Specifying the Number of Nodes and Number of Threads

The PERFORMANCE statement in PROC HPPANEL is specified like the PERFORMANCE statement in other SAS high-performance procedures. The following statements execute the model in the distributed computing environment with two threads and four nodes:

   proc hppanel data=a;
      id state date;
      model y = x1 x2;
      performance nodes=2 nthreads=4;
   run;

The major advantage of using PROC HPPANEL is that you can incorporate a model for the structure of the random errors. It is important to consider what type of error structure model is appropriate for your data and to specify the corresponding option in the MODEL statement.

The error structure options supported by the HPPANEL procedure are FIXONE, FIXONETIME, FIXTWO, RANONE, and RANTWO. For more information about these methods and the error structures they assume, see the following sections. The following statements fit a Fuller-Battese one-way random-effects model:

   proc hppanel data=a;
      id state date;
      model y = x1 x2 / ranone vcomp=fb;
      performance nodes=0 nthreads=1;
   run;

To aid in model specification within this class of models, PROC HPPANEL provides one specification test statistic, the Hausman m statistic, which provides information about the appropriateness of the random-effects specification. The m statistic is based on the idea that, under the null hypothesis of no correlation between the effects variables and the regressors, ordinary least squares (OLS) and generalized least squares (GLS) are consistent. However, OLS is inefficient.

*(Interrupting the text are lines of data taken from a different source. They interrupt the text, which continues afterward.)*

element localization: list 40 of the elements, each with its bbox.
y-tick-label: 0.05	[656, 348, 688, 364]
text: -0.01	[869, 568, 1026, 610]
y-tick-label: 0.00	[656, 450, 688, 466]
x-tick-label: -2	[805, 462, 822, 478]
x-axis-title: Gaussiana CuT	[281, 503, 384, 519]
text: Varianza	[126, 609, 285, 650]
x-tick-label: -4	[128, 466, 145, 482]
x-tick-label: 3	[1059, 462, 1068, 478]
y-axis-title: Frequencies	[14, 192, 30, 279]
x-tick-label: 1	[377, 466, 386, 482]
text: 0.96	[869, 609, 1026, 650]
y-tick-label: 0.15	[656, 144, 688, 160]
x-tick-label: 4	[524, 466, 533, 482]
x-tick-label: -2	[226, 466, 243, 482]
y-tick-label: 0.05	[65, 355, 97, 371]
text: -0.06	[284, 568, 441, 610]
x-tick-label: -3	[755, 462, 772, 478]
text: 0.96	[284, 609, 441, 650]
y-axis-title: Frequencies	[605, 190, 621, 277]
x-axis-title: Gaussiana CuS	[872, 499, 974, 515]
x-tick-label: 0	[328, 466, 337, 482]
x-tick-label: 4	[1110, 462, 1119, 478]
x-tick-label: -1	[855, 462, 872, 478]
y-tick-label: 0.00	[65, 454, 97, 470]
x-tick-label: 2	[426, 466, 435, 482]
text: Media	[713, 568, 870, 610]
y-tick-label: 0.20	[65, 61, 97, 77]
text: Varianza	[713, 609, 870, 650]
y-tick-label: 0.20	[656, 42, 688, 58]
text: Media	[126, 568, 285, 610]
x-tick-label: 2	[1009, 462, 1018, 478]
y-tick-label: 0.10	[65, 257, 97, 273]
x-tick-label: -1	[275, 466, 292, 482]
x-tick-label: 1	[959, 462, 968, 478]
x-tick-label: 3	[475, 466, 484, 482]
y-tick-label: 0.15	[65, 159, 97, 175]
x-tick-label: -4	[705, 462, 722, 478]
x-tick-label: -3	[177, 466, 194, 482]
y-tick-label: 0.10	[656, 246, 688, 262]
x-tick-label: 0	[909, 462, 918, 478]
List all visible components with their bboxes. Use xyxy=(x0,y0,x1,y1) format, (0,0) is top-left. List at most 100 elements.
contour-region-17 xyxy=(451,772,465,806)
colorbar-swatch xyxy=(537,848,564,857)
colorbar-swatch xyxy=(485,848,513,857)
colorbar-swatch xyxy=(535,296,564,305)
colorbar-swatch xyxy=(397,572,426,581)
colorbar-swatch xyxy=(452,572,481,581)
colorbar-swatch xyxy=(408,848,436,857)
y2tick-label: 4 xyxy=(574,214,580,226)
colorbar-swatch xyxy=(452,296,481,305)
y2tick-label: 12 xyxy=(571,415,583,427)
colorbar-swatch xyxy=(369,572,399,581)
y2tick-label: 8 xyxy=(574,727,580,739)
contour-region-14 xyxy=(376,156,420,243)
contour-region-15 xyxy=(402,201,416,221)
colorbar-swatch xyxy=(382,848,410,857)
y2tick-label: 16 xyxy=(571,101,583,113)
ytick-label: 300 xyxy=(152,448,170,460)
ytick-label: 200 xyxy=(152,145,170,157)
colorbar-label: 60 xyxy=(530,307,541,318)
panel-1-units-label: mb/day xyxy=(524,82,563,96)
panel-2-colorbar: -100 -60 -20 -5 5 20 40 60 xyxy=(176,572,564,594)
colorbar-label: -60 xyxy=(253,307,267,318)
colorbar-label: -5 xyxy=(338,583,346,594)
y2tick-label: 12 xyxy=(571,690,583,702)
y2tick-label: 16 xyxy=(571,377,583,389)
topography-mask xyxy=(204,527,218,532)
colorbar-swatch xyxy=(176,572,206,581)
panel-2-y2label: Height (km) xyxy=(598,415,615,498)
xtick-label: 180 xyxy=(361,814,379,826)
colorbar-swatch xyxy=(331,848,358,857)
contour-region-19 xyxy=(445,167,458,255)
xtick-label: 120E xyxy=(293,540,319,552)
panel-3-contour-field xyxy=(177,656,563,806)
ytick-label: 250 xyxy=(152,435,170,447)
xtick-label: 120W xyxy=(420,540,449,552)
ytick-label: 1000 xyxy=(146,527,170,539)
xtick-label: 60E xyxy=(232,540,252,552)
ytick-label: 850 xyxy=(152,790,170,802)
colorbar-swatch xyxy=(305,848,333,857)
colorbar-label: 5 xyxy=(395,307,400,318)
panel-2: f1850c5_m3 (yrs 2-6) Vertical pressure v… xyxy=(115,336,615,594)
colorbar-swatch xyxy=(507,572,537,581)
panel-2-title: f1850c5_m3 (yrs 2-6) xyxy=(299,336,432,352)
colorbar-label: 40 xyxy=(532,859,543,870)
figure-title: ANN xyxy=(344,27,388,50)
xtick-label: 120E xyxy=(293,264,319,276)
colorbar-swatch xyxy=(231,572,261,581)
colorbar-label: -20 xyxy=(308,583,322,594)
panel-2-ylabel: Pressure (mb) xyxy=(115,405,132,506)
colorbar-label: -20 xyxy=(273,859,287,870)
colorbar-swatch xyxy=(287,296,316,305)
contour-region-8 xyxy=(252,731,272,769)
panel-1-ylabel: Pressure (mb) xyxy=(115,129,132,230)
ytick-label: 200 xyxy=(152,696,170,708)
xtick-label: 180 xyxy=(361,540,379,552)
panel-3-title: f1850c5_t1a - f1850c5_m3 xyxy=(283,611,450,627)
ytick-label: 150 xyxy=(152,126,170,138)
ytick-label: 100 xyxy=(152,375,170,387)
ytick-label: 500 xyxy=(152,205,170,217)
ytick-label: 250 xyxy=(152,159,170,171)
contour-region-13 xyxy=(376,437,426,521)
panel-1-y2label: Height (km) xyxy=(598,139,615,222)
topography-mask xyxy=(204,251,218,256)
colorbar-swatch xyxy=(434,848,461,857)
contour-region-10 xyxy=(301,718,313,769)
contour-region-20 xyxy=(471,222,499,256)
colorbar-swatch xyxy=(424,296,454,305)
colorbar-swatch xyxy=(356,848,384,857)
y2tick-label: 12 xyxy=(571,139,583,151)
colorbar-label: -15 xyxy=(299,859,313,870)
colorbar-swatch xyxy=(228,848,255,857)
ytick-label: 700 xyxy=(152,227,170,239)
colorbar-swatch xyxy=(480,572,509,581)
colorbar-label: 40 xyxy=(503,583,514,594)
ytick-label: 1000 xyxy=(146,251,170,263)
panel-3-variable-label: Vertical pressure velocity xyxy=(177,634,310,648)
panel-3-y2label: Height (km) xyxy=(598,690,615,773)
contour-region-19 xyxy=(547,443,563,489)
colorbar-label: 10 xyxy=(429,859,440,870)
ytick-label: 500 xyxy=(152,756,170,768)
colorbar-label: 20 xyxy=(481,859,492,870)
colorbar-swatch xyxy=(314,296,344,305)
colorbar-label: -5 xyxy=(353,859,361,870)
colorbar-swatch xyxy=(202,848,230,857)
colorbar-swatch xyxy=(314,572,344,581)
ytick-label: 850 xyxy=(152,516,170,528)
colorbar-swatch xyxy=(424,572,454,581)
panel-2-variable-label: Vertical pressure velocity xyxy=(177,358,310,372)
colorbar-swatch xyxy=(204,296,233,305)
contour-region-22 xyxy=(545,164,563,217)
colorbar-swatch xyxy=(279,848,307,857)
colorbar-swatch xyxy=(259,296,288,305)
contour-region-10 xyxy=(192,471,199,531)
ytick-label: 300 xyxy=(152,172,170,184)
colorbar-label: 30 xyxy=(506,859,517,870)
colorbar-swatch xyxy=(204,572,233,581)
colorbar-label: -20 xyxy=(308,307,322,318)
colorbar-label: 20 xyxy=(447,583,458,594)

Hence, a test can be based on the result that the covariance between an efficient estimator and its difference from an inefficient estimator is 0. Rejection of the null hypothesis might suggest that the fixed-effects model is more appropriate.

The HPPANEL procedure also provides the Buse R-square measure. This number is interpreted as a measure of the proportion of the transformed sum of squares of the dependent variable that is attributable to the influence of the independent variables. For OLS estimation, the Buse R-square measure is equivalent to the usual R-square measure.